4. Histograms: Pictures of Distribution: A real population can be categorized in several ways that generate different corresponding distributions. Histograms visualize real distributions to understand and handle them in a better way. Therefore, learning concept of histograms is necessary before we proceed to complex concepts of randomness and probability. Histograms enable us to see the distribution of a finite population P with N members. Population is collection of any objects PN={1,2,3, …, N} that is conventionally termed as sample space. If we need to measure some characteristic of the population, a function is used on the sample space. For illustration we can think of a population of 20 students and use a function G(j) to know the gender of each student j in PN. Now the function G(j) has categorized population into two types i.e. male and female according to their respective proportions in PN. If there are 12 male students and 8 female students, histogram of gender distribution will show 60% male and 40% females. We can use histogram to see the distribution of age for the same population where age is given in months. If none of the students have same age A(j), there will be only one student in each category. Distribution of age has same proportion (1/N) in all categories as only one student belongs to each of them. Age distribution changes completely if age is in years; there will be many students in one category, and we can directly see their proportions in histogram. The technical meaning of distribution is also very clear with histograms as they provide a hands-on simple approach to direct understanding. This background knowledge is enough to master the idea of probability without having confusion.
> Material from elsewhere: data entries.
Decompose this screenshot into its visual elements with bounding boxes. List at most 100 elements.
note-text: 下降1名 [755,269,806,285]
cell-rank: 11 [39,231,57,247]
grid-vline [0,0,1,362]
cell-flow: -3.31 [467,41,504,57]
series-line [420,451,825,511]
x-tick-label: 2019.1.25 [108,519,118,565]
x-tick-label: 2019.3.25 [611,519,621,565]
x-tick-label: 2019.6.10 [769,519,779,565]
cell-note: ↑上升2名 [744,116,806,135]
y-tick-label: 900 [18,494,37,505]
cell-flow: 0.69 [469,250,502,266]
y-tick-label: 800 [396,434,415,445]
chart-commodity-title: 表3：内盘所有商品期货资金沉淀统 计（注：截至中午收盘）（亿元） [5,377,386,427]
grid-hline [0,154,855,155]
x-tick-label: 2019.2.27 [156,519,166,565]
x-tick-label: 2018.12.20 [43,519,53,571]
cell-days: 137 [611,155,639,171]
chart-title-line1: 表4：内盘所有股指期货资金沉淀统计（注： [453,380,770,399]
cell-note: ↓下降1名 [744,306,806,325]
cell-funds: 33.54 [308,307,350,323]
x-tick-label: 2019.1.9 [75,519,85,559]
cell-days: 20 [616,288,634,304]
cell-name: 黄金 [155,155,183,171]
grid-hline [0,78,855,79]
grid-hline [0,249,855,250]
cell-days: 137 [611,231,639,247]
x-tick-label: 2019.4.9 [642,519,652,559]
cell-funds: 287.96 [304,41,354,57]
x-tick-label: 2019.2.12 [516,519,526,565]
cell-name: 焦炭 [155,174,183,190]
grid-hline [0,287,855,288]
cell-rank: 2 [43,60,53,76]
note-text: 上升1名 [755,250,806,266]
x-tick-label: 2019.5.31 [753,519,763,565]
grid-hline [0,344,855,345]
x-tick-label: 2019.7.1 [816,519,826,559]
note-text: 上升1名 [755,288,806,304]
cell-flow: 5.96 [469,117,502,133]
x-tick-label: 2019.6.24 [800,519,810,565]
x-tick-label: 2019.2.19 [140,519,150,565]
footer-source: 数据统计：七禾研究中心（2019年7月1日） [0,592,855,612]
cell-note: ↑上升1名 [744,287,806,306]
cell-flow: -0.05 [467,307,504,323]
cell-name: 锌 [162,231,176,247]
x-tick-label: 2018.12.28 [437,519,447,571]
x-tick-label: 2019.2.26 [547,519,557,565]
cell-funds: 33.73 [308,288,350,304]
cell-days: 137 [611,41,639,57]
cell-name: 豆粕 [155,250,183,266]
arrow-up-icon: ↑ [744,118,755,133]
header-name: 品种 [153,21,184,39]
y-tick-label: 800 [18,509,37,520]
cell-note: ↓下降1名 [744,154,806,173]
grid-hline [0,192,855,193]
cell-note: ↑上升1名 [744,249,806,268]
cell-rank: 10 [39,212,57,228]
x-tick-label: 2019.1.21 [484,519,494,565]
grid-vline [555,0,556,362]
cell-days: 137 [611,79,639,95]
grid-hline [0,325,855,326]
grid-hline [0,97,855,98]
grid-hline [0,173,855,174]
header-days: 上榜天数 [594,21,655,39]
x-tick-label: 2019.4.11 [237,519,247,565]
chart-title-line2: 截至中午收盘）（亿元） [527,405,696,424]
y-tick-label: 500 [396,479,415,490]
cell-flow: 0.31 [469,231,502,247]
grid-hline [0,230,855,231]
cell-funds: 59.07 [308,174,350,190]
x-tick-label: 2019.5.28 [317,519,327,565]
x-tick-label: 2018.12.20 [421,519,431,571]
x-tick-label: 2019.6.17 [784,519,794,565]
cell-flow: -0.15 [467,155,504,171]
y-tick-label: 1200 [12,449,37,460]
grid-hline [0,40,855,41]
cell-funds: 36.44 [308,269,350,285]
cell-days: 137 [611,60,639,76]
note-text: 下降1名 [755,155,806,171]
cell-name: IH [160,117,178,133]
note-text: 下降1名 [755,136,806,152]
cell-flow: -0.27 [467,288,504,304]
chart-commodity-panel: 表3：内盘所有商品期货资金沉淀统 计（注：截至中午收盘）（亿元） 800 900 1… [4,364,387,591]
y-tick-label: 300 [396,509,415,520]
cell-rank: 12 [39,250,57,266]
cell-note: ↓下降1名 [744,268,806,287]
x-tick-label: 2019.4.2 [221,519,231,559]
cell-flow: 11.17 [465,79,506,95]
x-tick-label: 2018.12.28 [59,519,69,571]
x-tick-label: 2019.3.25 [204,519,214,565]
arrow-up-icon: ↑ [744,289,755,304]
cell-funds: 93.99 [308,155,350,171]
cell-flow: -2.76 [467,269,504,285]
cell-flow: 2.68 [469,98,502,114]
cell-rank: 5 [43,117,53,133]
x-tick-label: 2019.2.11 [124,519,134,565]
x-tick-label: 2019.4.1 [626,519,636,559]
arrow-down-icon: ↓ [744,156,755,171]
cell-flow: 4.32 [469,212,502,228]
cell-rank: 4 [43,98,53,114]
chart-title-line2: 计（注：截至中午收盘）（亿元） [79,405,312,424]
5. Coarse and Fine Histograms: There are several aspects of each structure in this universe that are revealed with levels of evaluation. This is like macroscopic or microscopic magnification, the former focuses on the shapes at large and later examines more details of the structure. Histogram is also used as a tool to examine different patterns of data that are observed by varying the magnification level. Data show how the histogram changes picture of the same data when categorized differently. These categories are termed as bins, each bin contains data points of one type. We consider the population of 30 students, S(j) is a function indicating exam score of each student j in the class. Finest histogram will directly present the scores of students like a table as each score is one category. This histogram has largest number of bins and few bins have two students who have exactly matching scores. We can have a better picture by increasing bin size if scores are categorized by grades A, B, C, D, E and F. This increase in the bin size reduces the number of categories in histogram. Here three bin sizes 5, 10 or 15 points are used to observe that histogram becomes coarser as we include more scores in one category. Histogram can identify modes of distribution, scores distribution with bin size 15 is unimodal as highest proportion of students have grade D. However, the number of modes varies with bin size as change in level of coarseness changes the perspective of information. The finest level do not provide intuitive understanding of data; however, coarseness gives a broader aspect graphically that is not observable at first. Principles of “learning by doing” and “forest and trees” are both used. It illustrates forest (abstract) view with reference to the tree (concrete) idea of scores distribution. This approach is contrary to the conventional textbooks yet more beneficial particularly for understanding probabilities.